Last year I wrote a couple of pieces about trophy-winning football teams and the colours they play in. The first piece was posted towards the end of the domestic season here in England, and the second was just after the finals of the European competitions. There were two main observations. First, teams in blue were dominating the English game. Secondly, the three most successful teams of the last few decades (Liverpool, Arsenal and Manchester United, who all play in red) had just gone through a whole season without winning a trophy between them. This had not happened since 1975. Here, an hour or two after Liverpool’s victory over Tottenham in the Champions League final, are some further reflections on trophy-winners and the colours they wear.

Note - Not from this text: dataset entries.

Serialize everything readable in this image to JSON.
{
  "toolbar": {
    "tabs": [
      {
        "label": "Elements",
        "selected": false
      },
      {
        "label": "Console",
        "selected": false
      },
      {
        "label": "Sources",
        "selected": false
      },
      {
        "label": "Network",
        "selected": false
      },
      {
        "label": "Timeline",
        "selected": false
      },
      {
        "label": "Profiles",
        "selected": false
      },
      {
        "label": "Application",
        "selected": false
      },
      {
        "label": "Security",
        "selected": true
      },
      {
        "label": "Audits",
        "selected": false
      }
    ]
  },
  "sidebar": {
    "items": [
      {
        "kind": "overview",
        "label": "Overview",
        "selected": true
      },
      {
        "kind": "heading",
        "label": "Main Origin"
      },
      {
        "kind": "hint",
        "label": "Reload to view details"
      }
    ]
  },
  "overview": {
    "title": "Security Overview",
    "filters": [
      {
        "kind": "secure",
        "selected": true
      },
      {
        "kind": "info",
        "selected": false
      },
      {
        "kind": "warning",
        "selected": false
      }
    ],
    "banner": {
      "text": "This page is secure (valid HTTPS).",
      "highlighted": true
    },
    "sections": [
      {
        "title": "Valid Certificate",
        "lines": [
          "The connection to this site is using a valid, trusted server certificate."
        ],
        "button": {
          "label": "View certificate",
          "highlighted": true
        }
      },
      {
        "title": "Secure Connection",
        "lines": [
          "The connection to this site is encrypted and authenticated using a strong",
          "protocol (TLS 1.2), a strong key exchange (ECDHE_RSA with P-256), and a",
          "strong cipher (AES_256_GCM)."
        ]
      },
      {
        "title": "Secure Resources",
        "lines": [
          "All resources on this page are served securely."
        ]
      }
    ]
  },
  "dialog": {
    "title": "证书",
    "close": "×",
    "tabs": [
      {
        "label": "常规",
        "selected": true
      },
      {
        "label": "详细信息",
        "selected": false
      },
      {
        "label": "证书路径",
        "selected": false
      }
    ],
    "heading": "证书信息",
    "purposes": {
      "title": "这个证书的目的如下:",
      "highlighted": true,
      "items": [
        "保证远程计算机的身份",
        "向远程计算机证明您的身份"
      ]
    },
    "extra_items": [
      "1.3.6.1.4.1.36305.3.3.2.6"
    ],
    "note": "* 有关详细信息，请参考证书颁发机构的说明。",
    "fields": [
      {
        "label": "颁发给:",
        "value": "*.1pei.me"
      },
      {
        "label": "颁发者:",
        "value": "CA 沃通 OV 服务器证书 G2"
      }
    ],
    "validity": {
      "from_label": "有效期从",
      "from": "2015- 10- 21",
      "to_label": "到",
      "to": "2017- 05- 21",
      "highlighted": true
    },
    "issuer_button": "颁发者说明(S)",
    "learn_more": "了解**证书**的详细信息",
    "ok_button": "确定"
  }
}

This year Manchester City (in blue) won all three domestic competitions (Premier League, FA Cup, League Cup), the first time that the same team has won all three. It is also means that teams in blue have won every domestic trophy for two consecutive seasons. This has never happened before. Naturally this also means that, for two consecutive seasons, none of the domestic competitions was won by a team in red. This has only happened once before since the introduction of the League Cup in 1960-61, and it was in that competition’s first two seasons. Tottenham fans will know that in 1960-61 their team (playing in white) won the League and FA Cup double. The winners of the inaugural League Cup were Aston Villa (in claret and blue). The following season, ending in Spring 1962, saw Ipswich (in blue) crowned as English Champions, Tottenham (in white) retaining the FA Cup, and Norwich (in yellow) winning the League Cup. Since then we have never gone through two seasons in a row without a team in red winning at least one domestic competition.

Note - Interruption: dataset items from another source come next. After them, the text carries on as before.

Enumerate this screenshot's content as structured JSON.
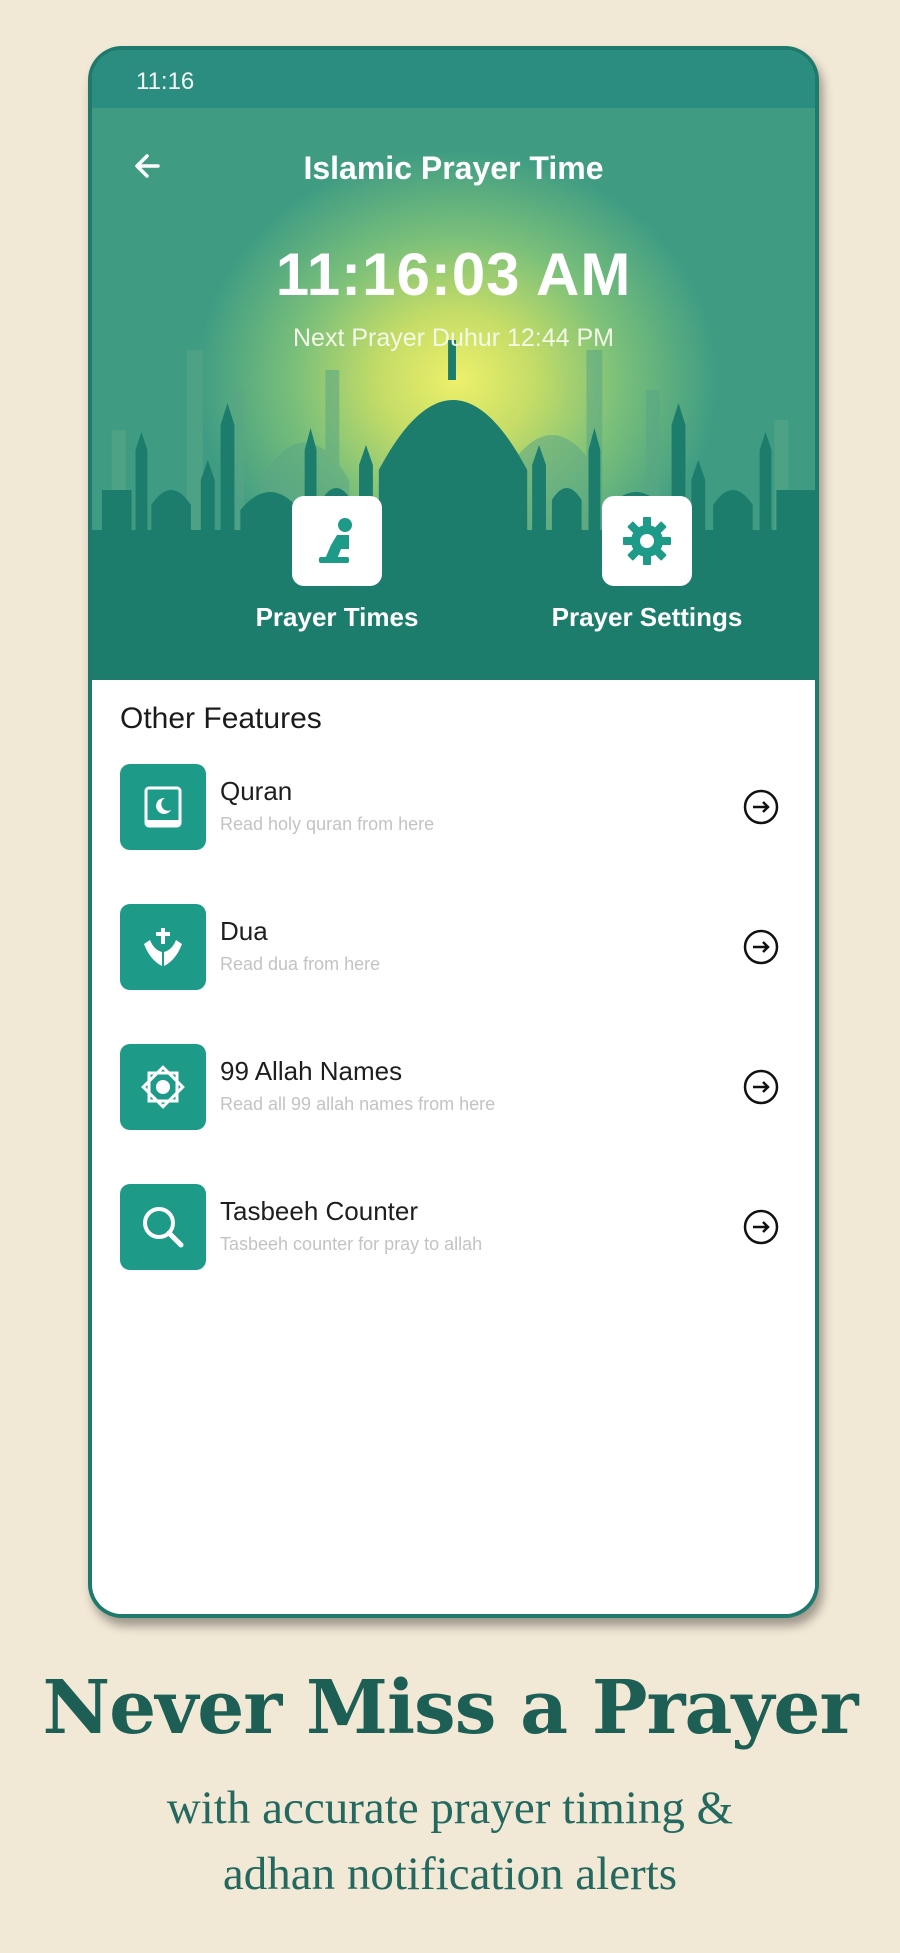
{
  "status_bar": {
    "time": "11:16"
  },
  "header": {
    "title": "Islamic Prayer Time",
    "clock": "11:16:03 AM",
    "next_prayer": "Next Prayer Duhur 12:44 PM"
  },
  "actions": [
    {
      "label": "Prayer Times",
      "icon": "praying-person-icon"
    },
    {
      "label": "Prayer Settings",
      "icon": "gear-icon"
    }
  ],
  "features": {
    "title": "Other Features",
    "items": [
      {
        "name": "Quran",
        "desc": "Read holy quran from here",
        "icon": "quran-book-icon"
      },
      {
        "name": "Dua",
        "desc": "Read dua from here",
        "icon": "praying-hands-icon"
      },
      {
        "name": "99 Allah Names",
        "desc": "Read all 99 allah names from here",
        "icon": "star-badge-icon"
      },
      {
        "name": "Tasbeeh Counter",
        "desc": "Tasbeeh counter for pray to allah",
        "icon": "tasbeeh-icon"
      }
    ]
  },
  "tagline": {
    "title": "Never Miss a Prayer",
    "line1": "with accurate prayer timing &",
    "line2": "adhan notification alerts"
  },
  "colors": {
    "accent": "#1d9b88",
    "header_dark": "#1a7c6c",
    "background": "#f2e8d6",
    "tagline": "#1d5e55"
  }
}
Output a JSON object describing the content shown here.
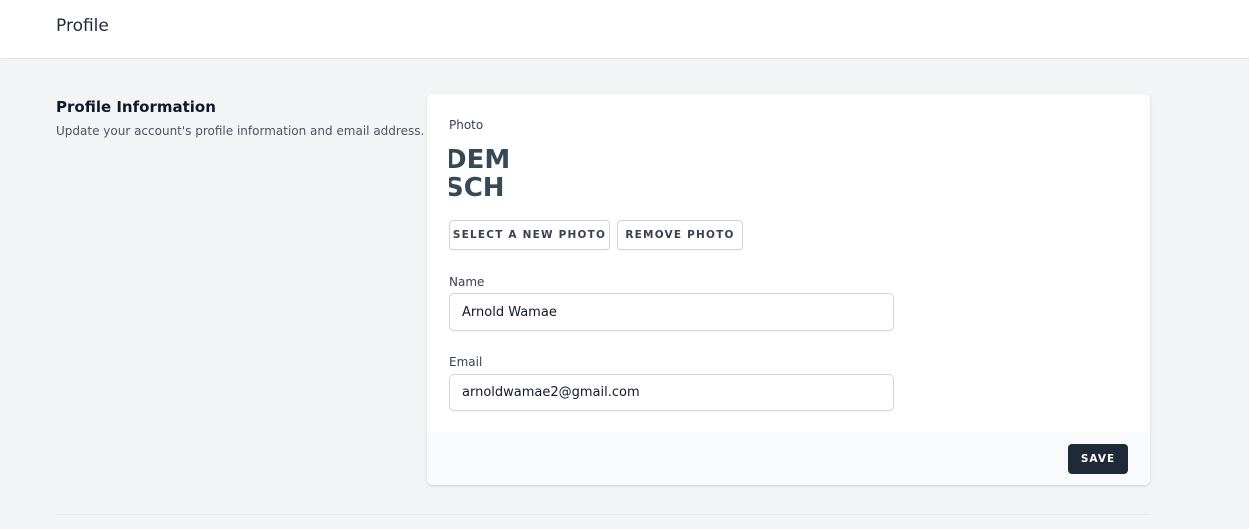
{
  "header": {
    "title": "Profile"
  },
  "section": {
    "title": "Profile Information",
    "description": "Update your account's profile information and email address."
  },
  "form": {
    "photo_label": "Photo",
    "photo_text_line1": "DEM",
    "photo_text_line2": "SCH",
    "select_photo_label": "Select A New Photo",
    "remove_photo_label": "Remove Photo",
    "name_label": "Name",
    "name_value": "Arnold Wamae",
    "email_label": "Email",
    "email_value": "arnoldwamae2@gmail.com",
    "save_label": "Save"
  },
  "colors": {
    "page_bg": "#f3f4f6",
    "card_bg": "#ffffff",
    "save_button_bg": "#1f2937",
    "photo_text": "#374955"
  }
}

Liverpool, Arsenal and Manchester United went for three years (from 1967-68 through to 1969-70) without winning a domestic trophy, but Swindon (in red) won the League Cup in the middle of that run (1968-69). Also, Manchester United won the European Cup in 1968 and Arsenal won the Inter City Fairs Cup in 1970. The last time, before last year, that Liverpool, Arsenal and Manchester United had failed to win a domestic trophy between them was 1978, but Liverpool won the European Cup that year.

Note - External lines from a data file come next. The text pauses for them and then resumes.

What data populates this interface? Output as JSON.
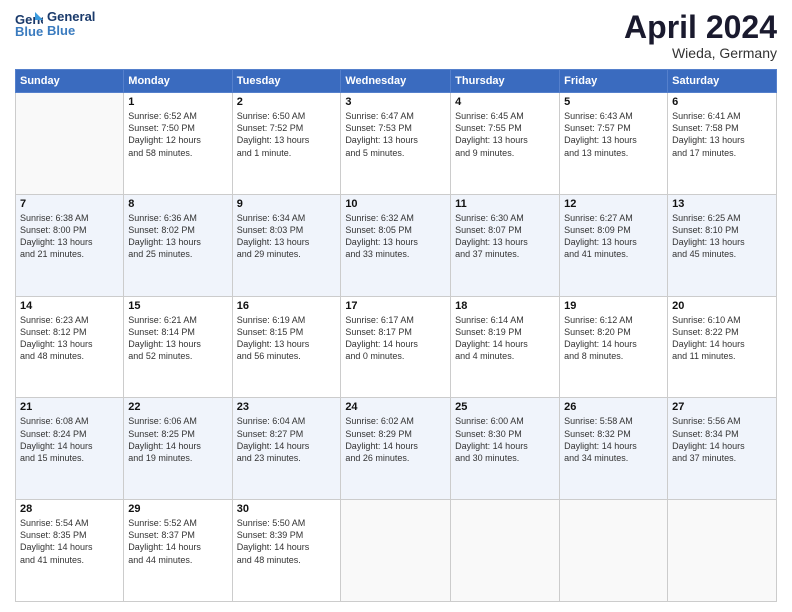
{
  "header": {
    "logo_line1": "General",
    "logo_line2": "Blue",
    "month": "April 2024",
    "location": "Wieda, Germany"
  },
  "days_of_week": [
    "Sunday",
    "Monday",
    "Tuesday",
    "Wednesday",
    "Thursday",
    "Friday",
    "Saturday"
  ],
  "weeks": [
    [
      {
        "day": "",
        "text": ""
      },
      {
        "day": "1",
        "text": "Sunrise: 6:52 AM\nSunset: 7:50 PM\nDaylight: 12 hours\nand 58 minutes."
      },
      {
        "day": "2",
        "text": "Sunrise: 6:50 AM\nSunset: 7:52 PM\nDaylight: 13 hours\nand 1 minute."
      },
      {
        "day": "3",
        "text": "Sunrise: 6:47 AM\nSunset: 7:53 PM\nDaylight: 13 hours\nand 5 minutes."
      },
      {
        "day": "4",
        "text": "Sunrise: 6:45 AM\nSunset: 7:55 PM\nDaylight: 13 hours\nand 9 minutes."
      },
      {
        "day": "5",
        "text": "Sunrise: 6:43 AM\nSunset: 7:57 PM\nDaylight: 13 hours\nand 13 minutes."
      },
      {
        "day": "6",
        "text": "Sunrise: 6:41 AM\nSunset: 7:58 PM\nDaylight: 13 hours\nand 17 minutes."
      }
    ],
    [
      {
        "day": "7",
        "text": "Sunrise: 6:38 AM\nSunset: 8:00 PM\nDaylight: 13 hours\nand 21 minutes."
      },
      {
        "day": "8",
        "text": "Sunrise: 6:36 AM\nSunset: 8:02 PM\nDaylight: 13 hours\nand 25 minutes."
      },
      {
        "day": "9",
        "text": "Sunrise: 6:34 AM\nSunset: 8:03 PM\nDaylight: 13 hours\nand 29 minutes."
      },
      {
        "day": "10",
        "text": "Sunrise: 6:32 AM\nSunset: 8:05 PM\nDaylight: 13 hours\nand 33 minutes."
      },
      {
        "day": "11",
        "text": "Sunrise: 6:30 AM\nSunset: 8:07 PM\nDaylight: 13 hours\nand 37 minutes."
      },
      {
        "day": "12",
        "text": "Sunrise: 6:27 AM\nSunset: 8:09 PM\nDaylight: 13 hours\nand 41 minutes."
      },
      {
        "day": "13",
        "text": "Sunrise: 6:25 AM\nSunset: 8:10 PM\nDaylight: 13 hours\nand 45 minutes."
      }
    ],
    [
      {
        "day": "14",
        "text": "Sunrise: 6:23 AM\nSunset: 8:12 PM\nDaylight: 13 hours\nand 48 minutes."
      },
      {
        "day": "15",
        "text": "Sunrise: 6:21 AM\nSunset: 8:14 PM\nDaylight: 13 hours\nand 52 minutes."
      },
      {
        "day": "16",
        "text": "Sunrise: 6:19 AM\nSunset: 8:15 PM\nDaylight: 13 hours\nand 56 minutes."
      },
      {
        "day": "17",
        "text": "Sunrise: 6:17 AM\nSunset: 8:17 PM\nDaylight: 14 hours\nand 0 minutes."
      },
      {
        "day": "18",
        "text": "Sunrise: 6:14 AM\nSunset: 8:19 PM\nDaylight: 14 hours\nand 4 minutes."
      },
      {
        "day": "19",
        "text": "Sunrise: 6:12 AM\nSunset: 8:20 PM\nDaylight: 14 hours\nand 8 minutes."
      },
      {
        "day": "20",
        "text": "Sunrise: 6:10 AM\nSunset: 8:22 PM\nDaylight: 14 hours\nand 11 minutes."
      }
    ],
    [
      {
        "day": "21",
        "text": "Sunrise: 6:08 AM\nSunset: 8:24 PM\nDaylight: 14 hours\nand 15 minutes."
      },
      {
        "day": "22",
        "text": "Sunrise: 6:06 AM\nSunset: 8:25 PM\nDaylight: 14 hours\nand 19 minutes."
      },
      {
        "day": "23",
        "text": "Sunrise: 6:04 AM\nSunset: 8:27 PM\nDaylight: 14 hours\nand 23 minutes."
      },
      {
        "day": "24",
        "text": "Sunrise: 6:02 AM\nSunset: 8:29 PM\nDaylight: 14 hours\nand 26 minutes."
      },
      {
        "day": "25",
        "text": "Sunrise: 6:00 AM\nSunset: 8:30 PM\nDaylight: 14 hours\nand 30 minutes."
      },
      {
        "day": "26",
        "text": "Sunrise: 5:58 AM\nSunset: 8:32 PM\nDaylight: 14 hours\nand 34 minutes."
      },
      {
        "day": "27",
        "text": "Sunrise: 5:56 AM\nSunset: 8:34 PM\nDaylight: 14 hours\nand 37 minutes."
      }
    ],
    [
      {
        "day": "28",
        "text": "Sunrise: 5:54 AM\nSunset: 8:35 PM\nDaylight: 14 hours\nand 41 minutes."
      },
      {
        "day": "29",
        "text": "Sunrise: 5:52 AM\nSunset: 8:37 PM\nDaylight: 14 hours\nand 44 minutes."
      },
      {
        "day": "30",
        "text": "Sunrise: 5:50 AM\nSunset: 8:39 PM\nDaylight: 14 hours\nand 48 minutes."
      },
      {
        "day": "",
        "text": ""
      },
      {
        "day": "",
        "text": ""
      },
      {
        "day": "",
        "text": ""
      },
      {
        "day": "",
        "text": ""
      }
    ]
  ]
}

Returning to the season just ended, and more specifically to the last few days, the finals of both European competitions were contested by English teams. Chelsea (in blue) beat Arsenal (in red) last Wednesday to win the Europa League. Earlier this evening Liverpool (in red) beat Tottenham (in white) to win the Champions League. The pattern right now seems to be this: Blue trumps Red and Red trumps White. As a fan of a team that plays in white (Leeds United) it was no surprise to see other teams wearing that colour fall at the last hurdle this week: Derby County in the Championship play-off final and Tottenham in the Champions League. It’s possible that Tottenham will make it to another final in the next few years, but they might have to wait as long as Leeds United: 44 years, and counting, since that solitary appearance in the final of Europe’s premier competition.